Dalam kesempatan tersebut, Saharjo juga menyoroti program besar yang kini menjadi identitas Abata Lombok, yaitu “Satu Siswa Satu Usaha.” Sebuah program yang menurutnya bukan sekadar slogan, tetapi gerakan nyata yang mengarahkan siswa untuk berpikir kreatif, berani mencoba, dan membangun karakter wirausaha sejak dini.

“Banyak lembaga menciptakan slogan yang indah, tetapi belum tentu diwujudkan. Di Abata, Satu Siswa Satu Usaha adalah tindakan. Ini langkah yang benar-benar kami jalankan,” tegasnya.

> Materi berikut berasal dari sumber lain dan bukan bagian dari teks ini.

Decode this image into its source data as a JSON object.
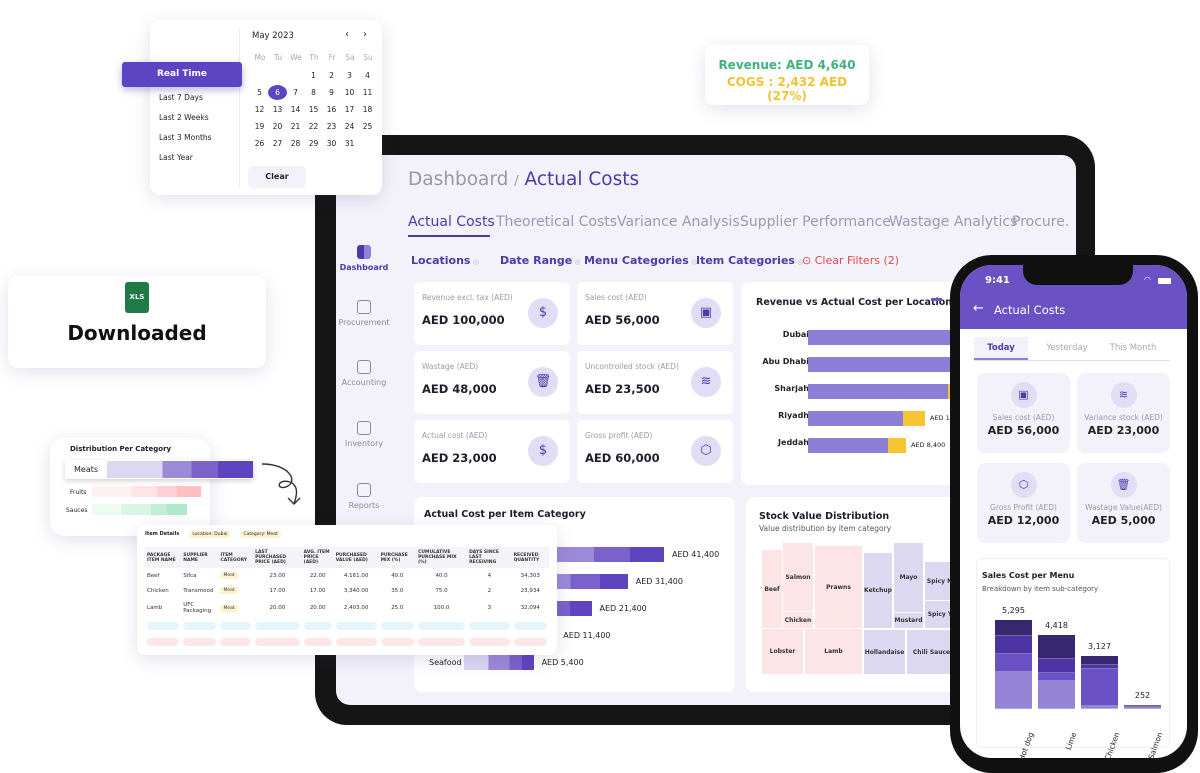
{
  "colors": {
    "accent": "#4b3aa8",
    "revenue": "#3db37a",
    "cogs": "#f3c233",
    "danger": "#e24a4a"
  },
  "tooltip": {
    "revenue": "Revenue: AED 4,640",
    "cogs": "COGS : 2,432 AED (27%)"
  },
  "calendar": {
    "month": "May 2023",
    "prev": "‹",
    "next": "›",
    "weekdays": [
      "Mo",
      "Tu",
      "We",
      "Th",
      "Fr",
      "Sa",
      "Su"
    ],
    "selected": "6",
    "presets": [
      "Real Time",
      "Last 7 Days",
      "Last 2 Weeks",
      "Last 3 Months",
      "Last Year"
    ],
    "active_preset": "Real Time",
    "clear": "Clear"
  },
  "download": {
    "file_badge": "XLS",
    "label": "Downloaded"
  },
  "distribution": {
    "title": "Distribution Per Category",
    "rows": [
      "Meats",
      "Fruits",
      "Sauces"
    ]
  },
  "item_table": {
    "title": "Item Details",
    "location": "Location: Dubai",
    "category": "Category: Meat",
    "headers": [
      "PACKAGE ITEM NAME",
      "SUPPLIER NAME",
      "ITEM CATEGORY",
      "LAST PURCHASED PRICE (AED)",
      "AVG. ITEM PRICE (AED)",
      "PURCHASED VALUE (AED)",
      "PURCHASE MIX (%)",
      "CUMULATIVE PURCHASE MIX (%)",
      "DAYS SINCE LAST RECEIVING",
      "RECEIVED QUANTITY"
    ],
    "rows": [
      [
        "Beef",
        "Sifca",
        "Meat",
        "23.00",
        "22.00",
        "4,161.00",
        "40.0",
        "40.0",
        "4",
        "34,303"
      ],
      [
        "Chicken",
        "Transmood",
        "Meat",
        "17.00",
        "17.00",
        "3,340.00",
        "35.0",
        "75.0",
        "2",
        "23,934"
      ],
      [
        "Lamb",
        "UFC Packaging",
        "Meat",
        "20.00",
        "20.00",
        "2,403.00",
        "25.0",
        "100.0",
        "3",
        "32,094"
      ]
    ]
  },
  "dashboard": {
    "breadcrumb_parent": "Dashboard",
    "breadcrumb_sep": "/",
    "breadcrumb_current": "Actual Costs",
    "sidebar": [
      {
        "label": "Dashboard",
        "icon": "dashboard-icon"
      },
      {
        "label": "Procurement",
        "icon": "cart-icon"
      },
      {
        "label": "Accounting",
        "icon": "calculator-icon"
      },
      {
        "label": "Inventory",
        "icon": "box-icon"
      },
      {
        "label": "Reports",
        "icon": "report-icon"
      }
    ],
    "tabs": [
      "Actual Costs",
      "Theoretical Costs",
      "Variance Analysis",
      "Supplier Performance",
      "Wastage Analytics",
      "Procure."
    ],
    "filters": [
      "Locations",
      "Date Range",
      "Menu Categories",
      "Item Categories"
    ],
    "clear_filters": "Clear Filters (2)",
    "kpis": [
      {
        "label": "Revenue excl. tax (AED)",
        "value": "AED 100,000",
        "icon": "dollar-return-icon"
      },
      {
        "label": "Sales cost (AED)",
        "value": "AED 56,000",
        "icon": "cash-icon"
      },
      {
        "label": "Wastage (AED)",
        "value": "AED 48,000",
        "icon": "trash-icon"
      },
      {
        "label": "Uncontrolled stock (AED)",
        "value": "AED 23,500",
        "icon": "coins-icon"
      },
      {
        "label": "Actual cost (AED)",
        "value": "AED 23,000",
        "icon": "dollar-return-icon"
      },
      {
        "label": "Gross profit (AED)",
        "value": "AED 60,000",
        "icon": "package-icon"
      }
    ]
  },
  "chart_data": [
    {
      "type": "bar",
      "title": "Revenue vs Actual Cost per Location",
      "categories": [
        "Dubai",
        "Abu Dhabi",
        "Sharjah",
        "Riyadh",
        "Jeddah"
      ],
      "data_labels": [
        "",
        "",
        "",
        "AED 1",
        "AED 8,400"
      ]
    },
    {
      "type": "bar",
      "title": "Actual Cost per Item Category",
      "categories": [
        "",
        "",
        "",
        "",
        "Seafood"
      ],
      "values": [
        41400,
        31400,
        21400,
        11400,
        5400
      ],
      "data_labels": [
        "AED 41,400",
        "AED 31,400",
        "AED 21,400",
        "AED 11,400",
        "AED 5,400"
      ]
    },
    {
      "type": "heatmap",
      "title": "Stock Value Distribution",
      "subtitle": "Value distribution by item category",
      "cells": [
        "Beef",
        "Salmon",
        "Chicken",
        "Prawns",
        "Lobster",
        "Lamb",
        "Ketchup",
        "Mayo",
        "Mustard",
        "Spicy M",
        "Spicy Y",
        "Hollandaise",
        "Chili Sauce"
      ]
    },
    {
      "type": "bar",
      "title": "Sales Cost per Menu",
      "subtitle": "Breakdown by item sub-category",
      "categories": [
        "Hot dog",
        "Lime",
        "Chicken",
        "Salmon"
      ],
      "values": [
        5295,
        4418,
        3127,
        252
      ],
      "data_labels": [
        "5,295",
        "4,418",
        "3,127",
        "252"
      ]
    }
  ],
  "phone": {
    "time": "9:41",
    "title": "Actual Costs",
    "back": "←",
    "tabs": [
      "Today",
      "Yesterday",
      "This Month"
    ],
    "kpis": [
      {
        "label": "Sales cost (AED)",
        "value": "AED 56,000",
        "icon": "cash-icon"
      },
      {
        "label": "Variance stock (AED)",
        "value": "AED 23,000",
        "icon": "coins-icon"
      },
      {
        "label": "Gross Profit (AED)",
        "value": "AED 12,000",
        "icon": "package-icon"
      },
      {
        "label": "Wastage Value(AED)",
        "value": "AED 5,000",
        "icon": "trash-icon"
      }
    ]
  }
}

Program ini memberikan ruang bagi siswa untuk mengelola usaha mereka sendiri, mulai dari produk kreatif, kuliner sederhana, layanan jasa, hingga proyek kolaboratif. Pendampingan intensif serta dukungan relasi luas menjadi fondasi agar setiap siswa mampu belajar tentang keberanian, tanggung jawab, dan ketangguhan menghadapi tantangan usaha.

Dengan suara yang penuh harapan, Saharjo menuturkan,
“Saya ingin anak-anak Abata menyadari bahwa dunia ini sangat luas. Dan selama saya masih diberi kekuatan, saya akan membuka pintu-pintu itu untuk mereka.”

Pesan ini menjadi pengingat bagi seluruh tenaga pendidik bahwa pendidikan sejati bukan hanya mengajar, tetapi juga memberi jalan. Bukan hanya menanamkan ilmu, tetapi menyediakan kesempatan untuk berkembang.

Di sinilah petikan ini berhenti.